I am not yet 100% certain so I requested full-text access to read the paper, but I can say that a naive approach to string substitution will certainly be less performant than this, and offer less flexibility in replacement complexity without significant effort.
The reason being that in a naive approach, a vocabulary of size M and a document of token size N is an O(m*n) operation in the best case - while this is claimed to be an operation of O(2n).
I’ve wanted this specifically for terms and conditions documents for a long while... any thoughts on it’s applicability to this subject; so many legal document sections are the same but you can’t just copy them.
What would it do that some basic templating library wouldn't do?
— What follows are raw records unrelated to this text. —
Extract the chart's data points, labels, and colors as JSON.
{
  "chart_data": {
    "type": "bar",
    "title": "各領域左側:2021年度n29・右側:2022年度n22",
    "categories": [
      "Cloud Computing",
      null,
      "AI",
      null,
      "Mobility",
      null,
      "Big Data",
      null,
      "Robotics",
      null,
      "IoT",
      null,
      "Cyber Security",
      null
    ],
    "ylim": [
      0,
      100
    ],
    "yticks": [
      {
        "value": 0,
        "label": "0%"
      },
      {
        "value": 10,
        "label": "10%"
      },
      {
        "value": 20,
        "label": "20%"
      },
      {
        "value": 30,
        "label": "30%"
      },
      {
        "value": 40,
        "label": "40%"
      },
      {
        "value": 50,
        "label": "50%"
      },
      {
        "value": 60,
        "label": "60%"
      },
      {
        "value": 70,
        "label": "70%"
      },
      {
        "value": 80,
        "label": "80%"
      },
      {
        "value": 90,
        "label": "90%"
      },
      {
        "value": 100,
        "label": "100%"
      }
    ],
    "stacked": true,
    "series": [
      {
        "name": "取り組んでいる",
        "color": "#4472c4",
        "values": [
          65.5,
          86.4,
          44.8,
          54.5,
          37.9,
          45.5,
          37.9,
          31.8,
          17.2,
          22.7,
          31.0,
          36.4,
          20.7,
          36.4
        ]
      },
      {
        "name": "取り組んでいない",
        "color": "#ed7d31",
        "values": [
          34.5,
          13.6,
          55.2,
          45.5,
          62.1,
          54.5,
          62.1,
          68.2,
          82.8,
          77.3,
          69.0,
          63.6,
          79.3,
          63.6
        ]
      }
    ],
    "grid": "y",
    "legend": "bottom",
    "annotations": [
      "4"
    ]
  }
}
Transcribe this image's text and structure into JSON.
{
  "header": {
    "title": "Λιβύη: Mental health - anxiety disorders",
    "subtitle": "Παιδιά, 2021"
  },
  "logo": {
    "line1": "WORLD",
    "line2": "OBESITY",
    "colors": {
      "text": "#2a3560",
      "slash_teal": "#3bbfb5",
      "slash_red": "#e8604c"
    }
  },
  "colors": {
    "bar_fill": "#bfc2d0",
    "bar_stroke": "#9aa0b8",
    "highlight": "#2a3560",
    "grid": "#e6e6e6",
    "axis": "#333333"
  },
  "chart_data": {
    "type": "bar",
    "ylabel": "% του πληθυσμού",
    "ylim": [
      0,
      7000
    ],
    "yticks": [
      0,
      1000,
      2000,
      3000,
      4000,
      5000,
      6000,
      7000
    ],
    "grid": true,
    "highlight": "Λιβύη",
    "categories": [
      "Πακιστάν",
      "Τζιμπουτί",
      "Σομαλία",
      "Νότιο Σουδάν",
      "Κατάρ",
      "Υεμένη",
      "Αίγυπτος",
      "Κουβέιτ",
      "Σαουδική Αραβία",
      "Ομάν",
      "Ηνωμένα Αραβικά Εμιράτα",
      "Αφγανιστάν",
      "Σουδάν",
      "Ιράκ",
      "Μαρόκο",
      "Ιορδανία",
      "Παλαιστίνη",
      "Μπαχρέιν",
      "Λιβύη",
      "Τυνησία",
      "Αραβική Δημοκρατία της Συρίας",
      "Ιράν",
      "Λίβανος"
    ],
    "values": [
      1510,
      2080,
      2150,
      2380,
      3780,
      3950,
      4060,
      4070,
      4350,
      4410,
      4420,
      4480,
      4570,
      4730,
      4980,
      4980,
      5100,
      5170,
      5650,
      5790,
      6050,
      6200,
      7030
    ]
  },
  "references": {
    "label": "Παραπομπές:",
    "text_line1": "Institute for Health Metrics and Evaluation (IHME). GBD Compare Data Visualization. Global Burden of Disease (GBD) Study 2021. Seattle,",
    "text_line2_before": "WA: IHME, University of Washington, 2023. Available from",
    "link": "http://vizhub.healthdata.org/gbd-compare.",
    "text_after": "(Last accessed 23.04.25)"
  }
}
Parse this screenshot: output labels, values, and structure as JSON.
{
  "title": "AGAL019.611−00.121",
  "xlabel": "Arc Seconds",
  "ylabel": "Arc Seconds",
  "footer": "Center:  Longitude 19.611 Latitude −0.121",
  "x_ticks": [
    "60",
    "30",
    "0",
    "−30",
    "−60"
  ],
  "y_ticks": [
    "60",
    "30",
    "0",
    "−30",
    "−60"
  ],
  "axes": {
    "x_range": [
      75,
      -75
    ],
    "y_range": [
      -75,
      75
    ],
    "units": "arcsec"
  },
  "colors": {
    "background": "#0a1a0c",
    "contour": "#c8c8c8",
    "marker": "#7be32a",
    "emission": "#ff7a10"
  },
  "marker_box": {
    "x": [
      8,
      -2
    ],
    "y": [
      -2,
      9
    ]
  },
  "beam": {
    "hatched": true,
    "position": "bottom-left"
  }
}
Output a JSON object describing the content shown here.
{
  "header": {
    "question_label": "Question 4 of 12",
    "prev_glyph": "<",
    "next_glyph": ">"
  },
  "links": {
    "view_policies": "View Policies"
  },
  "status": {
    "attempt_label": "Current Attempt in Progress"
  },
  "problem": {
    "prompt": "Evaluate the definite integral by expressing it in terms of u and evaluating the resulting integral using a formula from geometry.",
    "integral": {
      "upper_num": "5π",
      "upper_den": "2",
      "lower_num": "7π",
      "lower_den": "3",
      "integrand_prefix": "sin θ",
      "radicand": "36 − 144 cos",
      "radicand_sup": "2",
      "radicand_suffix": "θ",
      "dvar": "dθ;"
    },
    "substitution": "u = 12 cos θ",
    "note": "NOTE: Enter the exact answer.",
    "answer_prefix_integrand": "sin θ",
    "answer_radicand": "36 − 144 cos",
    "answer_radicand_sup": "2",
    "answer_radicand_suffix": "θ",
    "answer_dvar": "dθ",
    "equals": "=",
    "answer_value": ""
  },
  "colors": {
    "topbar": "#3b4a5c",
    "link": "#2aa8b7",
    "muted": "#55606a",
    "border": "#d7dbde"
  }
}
Not knowing the specifics, I would lean toward a template library, as it would be more precise, and could account for things like changing gender, plurality, a vs an, etc, in a structured way.
Interesting project. Question on this: "For any text t of length |t| the time it takes to perform a rewrite is O(|t|+|t'|) where t' denotes the resulting output string"
Wouldn't the vocabulary size fit into the order complexity? Vocabs that would be considered useful in this context tend to be quite large. Are you achieving worst case logn of search in the vocab?
Hi, thanks! The outputs are encoded in the transitions and the states themselves, so the vocabulary size doesn't affect the search. It affects, however, the construction because for each node in the trie we have to add an outgoing transition for each distinct symbol of the input vocabulary.